On a recent morning, he practiced writing the alphabet and did simple math problems.
“I feel like we’re covering all bases,” Phelps said.
Reed seems to enjoy learning at home and jumps into his schoolwork, his mother said. At bedtime, he asks: “Do we have school tomorrow?"
Phelps says she has challenges with being thrust into teaching but uses worksheets and internet programs to help. Reed misses the friends he made in preschool, but she plans to sign him up for street hockey to provide more social time. She plans to enroll him in public school next year, for first grade.
Domonique Goines had planned to have her son Leonard Thomas-Bright repeat kindergarten this fall. The boy is bright but struggled with inadequate support services in his Philadelphia public school, Goines said. When the pandemic began and schools shifted to remote learning, having Leonard spend another year in kindergarten seemed wise, she said.
But the Philadelphia School District struggled to get remote learning off the ground, waiting weeks to begin formal, teacher-led work. So although she has three children and she and her husband both work full time, Goines, who lives in Mount Airy, began working with her son an hour a day. Leonard zoomed through the entire kindergarten math curriculum in six weeks and started gobbling up first-grade math and even coding.
Goines opted not to register Leonard for kindergarten after all. She’s homeschooling all three of her boys instead, and though she will likely send the oldest and youngest to public school eventually, she’ll continue teaching Leonard at home.
“Sometimes, we’re not done until 7 in the evening — it’s a struggle, but you can make it work,” said Goines, who works as a help-desk analyst. “I have a whole schedule, we block it out like they do high school, and we meet all the state requirements.”
COVID-19 caused Jennifer Shemtob’s tutoring business to boom, and a number of her clients are seeking help supporting kindergartners not enrolled in district programs. Shemtob runs Teacher Time to Go, which provides tutoring, enrichment, and homework help services either in clients' homes or remotely.

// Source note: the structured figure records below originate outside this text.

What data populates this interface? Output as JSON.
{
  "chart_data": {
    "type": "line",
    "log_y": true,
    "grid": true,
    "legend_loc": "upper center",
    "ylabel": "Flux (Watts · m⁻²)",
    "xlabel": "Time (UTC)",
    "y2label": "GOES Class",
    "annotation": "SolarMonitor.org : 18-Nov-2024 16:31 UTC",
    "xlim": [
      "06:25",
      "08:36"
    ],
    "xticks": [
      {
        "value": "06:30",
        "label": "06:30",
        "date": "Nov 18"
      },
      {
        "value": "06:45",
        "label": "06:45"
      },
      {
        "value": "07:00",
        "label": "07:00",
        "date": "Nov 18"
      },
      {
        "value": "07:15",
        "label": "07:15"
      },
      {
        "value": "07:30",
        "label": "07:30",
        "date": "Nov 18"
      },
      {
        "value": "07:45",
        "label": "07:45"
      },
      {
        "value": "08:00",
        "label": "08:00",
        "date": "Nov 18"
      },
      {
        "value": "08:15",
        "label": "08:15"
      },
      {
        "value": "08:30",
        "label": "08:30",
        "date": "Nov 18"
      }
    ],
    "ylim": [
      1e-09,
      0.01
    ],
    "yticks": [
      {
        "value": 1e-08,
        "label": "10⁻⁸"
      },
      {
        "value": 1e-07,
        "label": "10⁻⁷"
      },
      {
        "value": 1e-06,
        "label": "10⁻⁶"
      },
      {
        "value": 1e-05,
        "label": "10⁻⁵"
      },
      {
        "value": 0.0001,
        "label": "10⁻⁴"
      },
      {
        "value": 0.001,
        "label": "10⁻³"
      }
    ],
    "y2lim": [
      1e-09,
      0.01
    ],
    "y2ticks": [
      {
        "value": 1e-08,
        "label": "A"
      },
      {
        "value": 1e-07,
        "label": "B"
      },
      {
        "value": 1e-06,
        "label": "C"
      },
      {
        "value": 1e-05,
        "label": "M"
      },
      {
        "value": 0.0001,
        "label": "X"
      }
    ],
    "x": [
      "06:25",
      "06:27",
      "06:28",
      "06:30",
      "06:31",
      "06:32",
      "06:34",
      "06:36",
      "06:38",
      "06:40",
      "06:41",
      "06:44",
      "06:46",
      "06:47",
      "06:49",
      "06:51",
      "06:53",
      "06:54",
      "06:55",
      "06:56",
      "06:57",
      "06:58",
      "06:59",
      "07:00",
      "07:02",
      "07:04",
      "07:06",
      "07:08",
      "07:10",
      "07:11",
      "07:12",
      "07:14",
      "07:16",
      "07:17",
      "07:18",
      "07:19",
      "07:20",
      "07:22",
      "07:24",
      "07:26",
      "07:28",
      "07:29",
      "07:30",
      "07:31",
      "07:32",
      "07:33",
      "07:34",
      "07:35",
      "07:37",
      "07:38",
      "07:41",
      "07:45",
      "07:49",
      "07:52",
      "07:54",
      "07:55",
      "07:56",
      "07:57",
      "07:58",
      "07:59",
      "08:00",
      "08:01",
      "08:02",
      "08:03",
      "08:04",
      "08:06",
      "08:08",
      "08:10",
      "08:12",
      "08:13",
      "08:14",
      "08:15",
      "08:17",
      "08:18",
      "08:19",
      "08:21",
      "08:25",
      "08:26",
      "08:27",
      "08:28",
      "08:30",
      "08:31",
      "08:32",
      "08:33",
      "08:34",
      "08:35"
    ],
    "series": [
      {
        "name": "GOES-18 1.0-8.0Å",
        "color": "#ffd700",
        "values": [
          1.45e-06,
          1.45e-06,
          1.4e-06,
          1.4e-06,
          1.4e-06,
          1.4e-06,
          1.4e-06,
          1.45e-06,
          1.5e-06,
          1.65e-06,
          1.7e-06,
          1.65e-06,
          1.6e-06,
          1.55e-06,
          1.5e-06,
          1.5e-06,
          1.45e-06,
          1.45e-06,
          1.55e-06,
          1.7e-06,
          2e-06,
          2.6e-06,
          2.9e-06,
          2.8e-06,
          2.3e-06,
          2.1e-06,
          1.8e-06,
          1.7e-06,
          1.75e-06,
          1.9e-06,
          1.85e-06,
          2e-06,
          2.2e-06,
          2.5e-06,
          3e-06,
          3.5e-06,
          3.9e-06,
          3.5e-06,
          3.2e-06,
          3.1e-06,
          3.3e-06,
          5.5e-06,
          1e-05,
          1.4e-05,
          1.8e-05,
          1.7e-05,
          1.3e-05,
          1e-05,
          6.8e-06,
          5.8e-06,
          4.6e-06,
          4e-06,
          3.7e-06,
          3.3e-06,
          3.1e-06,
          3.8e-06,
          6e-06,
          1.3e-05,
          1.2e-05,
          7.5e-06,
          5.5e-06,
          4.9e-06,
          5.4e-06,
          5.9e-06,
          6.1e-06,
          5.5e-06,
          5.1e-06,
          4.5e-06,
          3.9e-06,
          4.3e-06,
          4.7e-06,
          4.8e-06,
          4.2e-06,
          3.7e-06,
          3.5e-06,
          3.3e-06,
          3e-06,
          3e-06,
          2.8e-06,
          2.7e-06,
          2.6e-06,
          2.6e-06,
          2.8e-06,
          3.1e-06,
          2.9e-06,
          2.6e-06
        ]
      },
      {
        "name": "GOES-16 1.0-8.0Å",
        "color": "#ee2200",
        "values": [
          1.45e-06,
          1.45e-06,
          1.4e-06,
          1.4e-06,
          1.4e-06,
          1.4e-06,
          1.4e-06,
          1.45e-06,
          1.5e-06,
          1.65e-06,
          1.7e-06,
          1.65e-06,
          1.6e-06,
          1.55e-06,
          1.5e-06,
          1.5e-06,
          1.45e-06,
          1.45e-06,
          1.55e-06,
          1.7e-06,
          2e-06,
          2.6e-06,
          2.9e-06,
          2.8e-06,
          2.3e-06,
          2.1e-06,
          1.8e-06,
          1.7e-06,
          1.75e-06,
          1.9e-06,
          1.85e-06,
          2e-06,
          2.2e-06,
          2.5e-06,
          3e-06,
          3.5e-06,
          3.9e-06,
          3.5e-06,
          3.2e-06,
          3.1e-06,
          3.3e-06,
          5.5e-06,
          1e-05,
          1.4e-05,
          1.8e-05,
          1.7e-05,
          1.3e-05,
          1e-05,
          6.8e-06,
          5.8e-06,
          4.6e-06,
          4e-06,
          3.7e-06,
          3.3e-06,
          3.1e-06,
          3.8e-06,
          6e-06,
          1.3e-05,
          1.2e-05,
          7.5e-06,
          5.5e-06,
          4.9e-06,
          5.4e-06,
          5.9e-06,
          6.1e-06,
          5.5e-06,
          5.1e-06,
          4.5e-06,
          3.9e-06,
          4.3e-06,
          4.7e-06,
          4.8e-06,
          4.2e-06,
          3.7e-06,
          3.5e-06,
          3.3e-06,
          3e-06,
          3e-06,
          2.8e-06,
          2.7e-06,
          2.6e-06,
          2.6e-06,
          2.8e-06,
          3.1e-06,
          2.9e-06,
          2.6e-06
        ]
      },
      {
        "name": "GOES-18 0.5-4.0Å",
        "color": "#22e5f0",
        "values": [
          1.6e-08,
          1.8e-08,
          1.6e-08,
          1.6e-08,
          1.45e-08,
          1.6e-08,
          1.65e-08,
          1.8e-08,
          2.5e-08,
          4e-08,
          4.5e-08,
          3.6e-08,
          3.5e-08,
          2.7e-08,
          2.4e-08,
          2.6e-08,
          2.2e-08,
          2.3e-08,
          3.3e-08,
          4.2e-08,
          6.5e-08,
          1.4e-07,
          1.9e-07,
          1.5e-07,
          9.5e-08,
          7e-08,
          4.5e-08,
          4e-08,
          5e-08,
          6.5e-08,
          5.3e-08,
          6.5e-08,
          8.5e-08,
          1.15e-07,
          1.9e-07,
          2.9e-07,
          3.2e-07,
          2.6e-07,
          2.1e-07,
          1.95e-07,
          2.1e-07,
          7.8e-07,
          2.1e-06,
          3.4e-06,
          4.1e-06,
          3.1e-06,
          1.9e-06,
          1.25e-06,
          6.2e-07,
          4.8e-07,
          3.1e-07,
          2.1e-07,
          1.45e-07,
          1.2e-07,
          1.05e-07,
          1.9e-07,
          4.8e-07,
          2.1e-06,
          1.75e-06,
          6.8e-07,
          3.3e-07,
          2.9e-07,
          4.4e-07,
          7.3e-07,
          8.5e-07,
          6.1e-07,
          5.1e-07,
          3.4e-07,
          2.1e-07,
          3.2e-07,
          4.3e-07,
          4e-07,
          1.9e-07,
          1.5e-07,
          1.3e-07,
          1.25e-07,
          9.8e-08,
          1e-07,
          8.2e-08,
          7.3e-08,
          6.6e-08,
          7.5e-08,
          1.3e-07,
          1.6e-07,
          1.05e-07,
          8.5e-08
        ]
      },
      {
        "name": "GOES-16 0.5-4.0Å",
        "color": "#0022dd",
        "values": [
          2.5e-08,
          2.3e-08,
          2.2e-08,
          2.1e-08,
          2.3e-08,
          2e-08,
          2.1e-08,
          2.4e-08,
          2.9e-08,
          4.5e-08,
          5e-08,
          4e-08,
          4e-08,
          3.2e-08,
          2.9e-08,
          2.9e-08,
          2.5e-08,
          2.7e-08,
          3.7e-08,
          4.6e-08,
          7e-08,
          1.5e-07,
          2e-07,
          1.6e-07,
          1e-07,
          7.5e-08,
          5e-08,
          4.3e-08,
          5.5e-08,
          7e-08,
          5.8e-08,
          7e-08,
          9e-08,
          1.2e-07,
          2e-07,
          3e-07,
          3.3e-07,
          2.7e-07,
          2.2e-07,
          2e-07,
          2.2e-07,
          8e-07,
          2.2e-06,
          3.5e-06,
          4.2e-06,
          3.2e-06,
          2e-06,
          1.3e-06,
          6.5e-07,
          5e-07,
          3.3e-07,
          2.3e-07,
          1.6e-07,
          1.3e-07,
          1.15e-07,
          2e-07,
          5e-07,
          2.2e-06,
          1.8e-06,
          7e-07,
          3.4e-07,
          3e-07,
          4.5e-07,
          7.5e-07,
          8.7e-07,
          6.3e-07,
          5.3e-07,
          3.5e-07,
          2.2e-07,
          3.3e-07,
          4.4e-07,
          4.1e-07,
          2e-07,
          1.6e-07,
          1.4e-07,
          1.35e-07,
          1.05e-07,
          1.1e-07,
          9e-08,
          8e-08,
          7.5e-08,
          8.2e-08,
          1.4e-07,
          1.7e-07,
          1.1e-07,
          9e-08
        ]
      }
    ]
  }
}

As a former Lower Merion and Philadelphia charter teacher, Shemtob knows how hard teachers in traditional schools are working to make virtual and hybrid learning as smooth as possible.
“Families overall are confident with the teachers they have, but the model is so hard, especially for kids at that age, who need manipulatives, who need small-group learning," said Shemtob. “Nothing’s ever going to beat the in-person, face-to-face interaction.”
One Philadelphia elementary school that usually has 60 kids filling three kindergarten classes has 19 this year, and only because school staff reached out to encourage families to register their 5-year-olds. For those working from home or juggling multiple caregiving responsibilities, supporting a kindergartner through a full day of instruction can be too much to ask, said the principal. “Let’s be real — the parents of a kindergarten student have to do most of the legwork,” said the principal, who asked not to be named in order to speak bluntly.
Kate LaMonaca knows the virtual model can be tough on her students but tries to provide as normal an experience as possible, with lessons on communications and fine motor skills, phonics, and math. LaMonaca, a veteran teacher at Indian Mills Elementary in Shamong, Burlington County, is teaching kindergarten for the first time in her career. She has a fully virtual class; her school has three other classes that meet both in person and virtually.
LaMonaca has two classes of eight students that meet for 2½ hours each, one in the morning and one in the afternoon. Because her school uses a livestream teaching model, LaMonaca can’t limit their screen time, but she makes sure her students have periodic “movement and brain breaks” where they can turn off their cameras, walk around, or grab a snack.
“I’m trying to make it as authentic as possible, but it’s still through a screen,” said LaMonaca. “It’s a new adventure for everybody.”